February 25, 2023: Climate Change and Migrating Farmers: The Spread of Agriculture to Southern Europe
Andrew Moore, PhD, Past President of the Archaeologial Instute of America & Rochester Institute of Technology (retired)
Free to the public
Online Webinar

Abstract:
Farming spread from its center of origin in western Asia to southern Europe at the beginning of the Holocene. This phenomenon has prompted many questions. Why did farming spread when it did? Who brought it to southern Europe, and by what means? Migrant farmers from western Asia reached the Aegean before 9,000 cal BP (c. 7,000 BC). Then there was a pause that lasted a millennium. The onward spread of farming took this new economy rapidly inland to the Danube Basin, and westward to the Adriatic and beyond. The westward dispersal took place along the coasts; the only reasonable explanation is that it was carried forward by migrating farmers looking for new lands to settle, an hypothesis supported by the latest ADNA evidence. The question then is, why did they leave the Aegean for the Adriatic and beyond so suddenly? Results from the “Early Farming in Dalmatia Project” are providing answers to these questions. Recent research has focused on the impact of a sudden reversal of climate, the “8,200 cal BP event”. During this episode the climate of the early Holocene became cold and dry. This phase lasted about 300 years, or 10 human generations, enough to disrupt the existing farming economy in the Aegean and over a much wider area. It caused some of these farmers to leave their homeland in search of fresh lands to colonize. It was these migrants who brought farming to the Adriatic and beyond.
Bio:
Andrew Moore’s archaeological interests span the Middle East, the Mediterranean, and Europe. His research has concentrated on the advent of agriculture and sedentary life in the Middle East and their spread to Africa and Eurasia. Moore has conducted field research in Syria, Iraq, Palestine, Croatia and other countries.
In the 1970s Moore excavated Abu Hureyra in the Euphrates Valley in Syria, a site threatened by the construction of a new dam. The site was significant because it documented the transition from foraging to farming around 13,000 years ago, much earlier than had been suspected. Research on the record from this key site continues.
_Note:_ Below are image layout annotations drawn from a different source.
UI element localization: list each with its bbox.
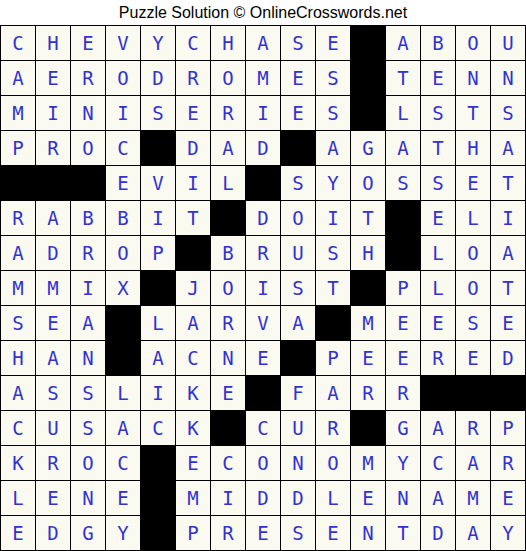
letter-cell-r8c15: T [491,271,525,305]
letter-cell-r3c14: T [456,96,490,130]
letter-cell-r1c13: B [421,26,455,60]
letter-cell-r5c11: O [351,166,385,200]
letter-cell-r2c3: R [71,61,105,95]
letter-cell-r9c5: L [141,306,175,340]
letter-cell-r14c11: E [351,481,385,515]
letter-cell-r6c11: T [351,201,385,235]
letter-cell-r1c5: Y [141,26,175,60]
letter-cell-r14c8: D [246,481,280,515]
letter-cell-r10c1: H [1,341,35,375]
crossword-board: CHEVYCHASEABOUAERODROMESTENNMINISERIESLS… [0,25,526,551]
black-cell-r4c9 [281,131,315,165]
letter-cell-r9c6: A [176,306,210,340]
letter-cell-r15c1: E [1,516,35,550]
letter-cell-r11c9: F [281,376,315,410]
letter-cell-r6c2: A [36,201,70,235]
letter-cell-r5c7: L [211,166,245,200]
letter-cell-r5c13: S [421,166,455,200]
letter-cell-r4c4: C [106,131,140,165]
letter-cell-r13c8: O [246,446,280,480]
letter-cell-r9c2: E [36,306,70,340]
letter-cell-r14c15: E [491,481,525,515]
letter-cell-r6c5: I [141,201,175,235]
letter-cell-r1c12: A [386,26,420,60]
letter-cell-r2c14: N [456,61,490,95]
letter-cell-r12c6: K [176,411,210,445]
letter-cell-r6c14: L [456,201,490,235]
letter-cell-r14c10: L [316,481,350,515]
letter-cell-r5c12: S [386,166,420,200]
black-cell-r5c8 [246,166,280,200]
letter-cell-r2c2: E [36,61,70,95]
letter-cell-r10c5: A [141,341,175,375]
letter-cell-r10c13: R [421,341,455,375]
letter-cell-r2c10: S [316,61,350,95]
letter-cell-r7c8: R [246,236,280,270]
letter-cell-r15c11: N [351,516,385,550]
letter-cell-r10c10: P [316,341,350,375]
letter-cell-r4c13: T [421,131,455,165]
letter-cell-r2c12: T [386,61,420,95]
letter-cell-r11c4: L [106,376,140,410]
letter-cell-r10c11: E [351,341,385,375]
letter-cell-r8c8: I [246,271,280,305]
letter-cell-r12c3: S [71,411,105,445]
letter-cell-r14c13: A [421,481,455,515]
letter-cell-r8c2: M [36,271,70,305]
letter-cell-r15c14: A [456,516,490,550]
letter-cell-r13c15: R [491,446,525,480]
letter-cell-r11c11: R [351,376,385,410]
black-cell-r10c9 [281,341,315,375]
letter-cell-r1c15: U [491,26,525,60]
letter-cell-r6c15: I [491,201,525,235]
black-cell-r6c7 [211,201,245,235]
letter-cell-r1c1: C [1,26,35,60]
letter-cell-r6c13: E [421,201,455,235]
letter-cell-r4c11: G [351,131,385,165]
letter-cell-r14c12: N [386,481,420,515]
letter-cell-r6c6: T [176,201,210,235]
letter-cell-r8c9: S [281,271,315,305]
letter-cell-r13c6: E [176,446,210,480]
letter-cell-r13c14: A [456,446,490,480]
letter-cell-r12c8: C [246,411,280,445]
letter-cell-r3c2: I [36,96,70,130]
letter-cell-r14c7: I [211,481,245,515]
letter-cell-r12c14: R [456,411,490,445]
letter-cell-r3c3: N [71,96,105,130]
letter-cell-r1c8: A [246,26,280,60]
black-cell-r4c5 [141,131,175,165]
letter-cell-r12c9: U [281,411,315,445]
letter-cell-r8c6: J [176,271,210,305]
letter-cell-r14c6: M [176,481,210,515]
letter-cell-r1c4: V [106,26,140,60]
letter-cell-r10c14: E [456,341,490,375]
letter-cell-r11c3: S [71,376,105,410]
letter-cell-r9c3: A [71,306,105,340]
letter-cell-r4c3: O [71,131,105,165]
letter-cell-r7c15: A [491,236,525,270]
letter-cell-r8c4: X [106,271,140,305]
letter-cell-r7c4: O [106,236,140,270]
letter-cell-r8c10: T [316,271,350,305]
letter-cell-r3c4: I [106,96,140,130]
letter-cell-r10c3: N [71,341,105,375]
letter-cell-r3c1: M [1,96,35,130]
letter-cell-r2c7: O [211,61,245,95]
letter-cell-r3c8: I [246,96,280,130]
letter-cell-r12c1: C [1,411,35,445]
letter-cell-r14c9: D [281,481,315,515]
letter-cell-r2c8: M [246,61,280,95]
letter-cell-r12c12: G [386,411,420,445]
black-cell-r5c3 [71,166,105,200]
letter-cell-r7c3: R [71,236,105,270]
letter-cell-r8c3: I [71,271,105,305]
letter-cell-r10c12: E [386,341,420,375]
letter-cell-r15c13: D [421,516,455,550]
letter-cell-r6c10: I [316,201,350,235]
letter-cell-r2c15: N [491,61,525,95]
letter-cell-r6c3: B [71,201,105,235]
letter-cell-r5c4: E [106,166,140,200]
letter-cell-r5c10: Y [316,166,350,200]
letter-cell-r4c15: A [491,131,525,165]
letter-cell-r11c10: A [316,376,350,410]
letter-cell-r15c2: D [36,516,70,550]
letter-cell-r7c10: S [316,236,350,270]
letter-cell-r12c4: A [106,411,140,445]
letter-cell-r13c2: R [36,446,70,480]
letter-cell-r4c8: D [246,131,280,165]
letter-cell-r10c8: E [246,341,280,375]
black-cell-r2c11 [351,61,385,95]
letter-cell-r14c2: E [36,481,70,515]
letter-cell-r3c9: E [281,96,315,130]
letter-cell-r14c1: L [1,481,35,515]
black-cell-r6c12 [386,201,420,235]
letter-cell-r5c6: I [176,166,210,200]
letter-cell-r13c13: C [421,446,455,480]
letter-cell-r11c2: S [36,376,70,410]
letter-cell-r9c7: R [211,306,245,340]
letter-cell-r9c14: S [456,306,490,340]
letter-cell-r15c3: G [71,516,105,550]
letter-cell-r10c15: D [491,341,525,375]
letter-cell-r12c15: P [491,411,525,445]
puzzle-solution-page: Puzzle Solution © OnlineCrosswords.net C… [0,0,526,551]
letter-cell-r2c5: D [141,61,175,95]
letter-cell-r14c4: E [106,481,140,515]
letter-cell-r13c4: C [106,446,140,480]
letter-cell-r9c11: M [351,306,385,340]
letter-cell-r3c10: S [316,96,350,130]
black-cell-r8c11 [351,271,385,305]
letter-cell-r12c13: A [421,411,455,445]
letter-cell-r12c10: R [316,411,350,445]
black-cell-r11c15 [491,376,525,410]
letter-cell-r3c5: S [141,96,175,130]
letter-cell-r10c2: A [36,341,70,375]
letter-cell-r1c6: C [176,26,210,60]
letter-cell-r13c3: O [71,446,105,480]
letter-cell-r15c10: E [316,516,350,550]
letter-cell-r11c6: K [176,376,210,410]
letter-cell-r1c14: O [456,26,490,60]
letter-cell-r6c1: R [1,201,35,235]
black-cell-r3c11 [351,96,385,130]
letter-cell-r13c12: Y [386,446,420,480]
letter-cell-r11c12: R [386,376,420,410]
black-cell-r1c11 [351,26,385,60]
letter-cell-r1c7: H [211,26,245,60]
letter-cell-r13c1: K [1,446,35,480]
page-title: Puzzle Solution © OnlineCrosswords.net [0,0,526,25]
letter-cell-r9c13: E [421,306,455,340]
letter-cell-r3c15: S [491,96,525,130]
letter-cell-r2c6: R [176,61,210,95]
letter-cell-r13c11: M [351,446,385,480]
letter-cell-r5c5: V [141,166,175,200]
letter-cell-r12c5: C [141,411,175,445]
letter-cell-r9c1: S [1,306,35,340]
letter-cell-r8c13: L [421,271,455,305]
letter-cell-r2c1: A [1,61,35,95]
letter-cell-r1c3: E [71,26,105,60]
letter-cell-r13c7: C [211,446,245,480]
letter-cell-r7c1: A [1,236,35,270]
letter-cell-r3c7: R [211,96,245,130]
black-cell-r7c6 [176,236,210,270]
letter-cell-r9c12: E [386,306,420,340]
letter-cell-r13c9: N [281,446,315,480]
letter-cell-r6c8: D [246,201,280,235]
letter-cell-r2c4: O [106,61,140,95]
letter-cell-r15c7: R [211,516,245,550]
letter-cell-r3c13: S [421,96,455,130]
letter-cell-r12c2: U [36,411,70,445]
black-cell-r15c5 [141,516,175,550]
letter-cell-r7c13: L [421,236,455,270]
black-cell-r13c5 [141,446,175,480]
letter-cell-r1c2: H [36,26,70,60]
letter-cell-r7c7: B [211,236,245,270]
letter-cell-r5c9: S [281,166,315,200]
letter-cell-r15c6: P [176,516,210,550]
letter-cell-r15c8: E [246,516,280,550]
letter-cell-r10c7: N [211,341,245,375]
letter-cell-r4c10: A [316,131,350,165]
letter-cell-r11c5: I [141,376,175,410]
letter-cell-r11c7: E [211,376,245,410]
letter-cell-r15c4: Y [106,516,140,550]
letter-cell-r8c7: O [211,271,245,305]
letter-cell-r15c15: Y [491,516,525,550]
black-cell-r12c7 [211,411,245,445]
black-cell-r14c5 [141,481,175,515]
letter-cell-r14c14: M [456,481,490,515]
letter-cell-r4c6: D [176,131,210,165]
letter-cell-r4c1: P [1,131,35,165]
letter-cell-r15c12: T [386,516,420,550]
black-cell-r9c4 [106,306,140,340]
letter-cell-r2c13: E [421,61,455,95]
letter-cell-r2c9: E [281,61,315,95]
letter-cell-r7c5: P [141,236,175,270]
black-cell-r8c5 [141,271,175,305]
letter-cell-r13c10: O [316,446,350,480]
letter-cell-r14c3: N [71,481,105,515]
letter-cell-r4c2: R [36,131,70,165]
letter-cell-r1c10: E [316,26,350,60]
letter-cell-r6c4: B [106,201,140,235]
black-cell-r10c4 [106,341,140,375]
letter-cell-r9c8: V [246,306,280,340]
letter-cell-r15c9: S [281,516,315,550]
letter-cell-r8c1: M [1,271,35,305]
letter-cell-r11c1: A [1,376,35,410]
letter-cell-r7c11: H [351,236,385,270]
letter-cell-r3c6: E [176,96,210,130]
letter-cell-r6c9: O [281,201,315,235]
letter-cell-r8c12: P [386,271,420,305]
letter-cell-r4c12: A [386,131,420,165]
letter-cell-r1c9: S [281,26,315,60]
letter-cell-r9c9: A [281,306,315,340]
black-cell-r11c14 [456,376,490,410]
black-cell-r9c10 [316,306,350,340]
black-cell-r5c2 [36,166,70,200]
letter-cell-r4c14: H [456,131,490,165]
black-cell-r7c12 [386,236,420,270]
letter-cell-r7c2: D [36,236,70,270]
letter-cell-r5c15: T [491,166,525,200]
letter-cell-r3c12: L [386,96,420,130]
black-cell-r12c11 [351,411,385,445]
letter-cell-r9c15: E [491,306,525,340]
letter-cell-r4c7: A [211,131,245,165]
black-cell-r11c8 [246,376,280,410]
letter-cell-r10c6: C [176,341,210,375]
black-cell-r11c13 [421,376,455,410]
black-cell-r5c1 [1,166,35,200]
letter-cell-r7c9: U [281,236,315,270]
letter-cell-r5c14: E [456,166,490,200]
letter-cell-r7c14: O [456,236,490,270]
letter-cell-r8c14: O [456,271,490,305]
Moore is currently investigating the spread of farming around the Mediterranean and into southern Europe. Moore has excavated two Neolithic villages, Danilo and Pokrovnik, on the Croatian coast and has conducted extensive landscape surveys of the surrounding region. The project has demonstrated that agriculture reached the Adriatic region as a mature mixed farming system brought in from farther east by migrating farmers around 8,000 years ago.
Moore has taught archaeology at the University of Arizona and Yale University. Moore has spent two decades in academic administration, as Associate Dean in the Graduate School at Yale, and latterly as Dean of the College of Liberal Arts, then Dean of Graduate Studies, at Rochester Institute of Technology (RIT). He is currently Professor and Dean Emeritus at RIT, and an Honorary President of the Archaeological Institute of America, the largest and oldest archaeological organization in North America.
Moore’s publications include Village on the Euphrates (with G.C. Hillman and A.J. Legge, Oxford University Press 2000) and Early Farming in Dalmatia (with Marko Menđušić, Archaeopress 2019). His degrees are from the University of Oxford (B.A., M.A., D.Phil.) and the University of London (Dip.Arch.).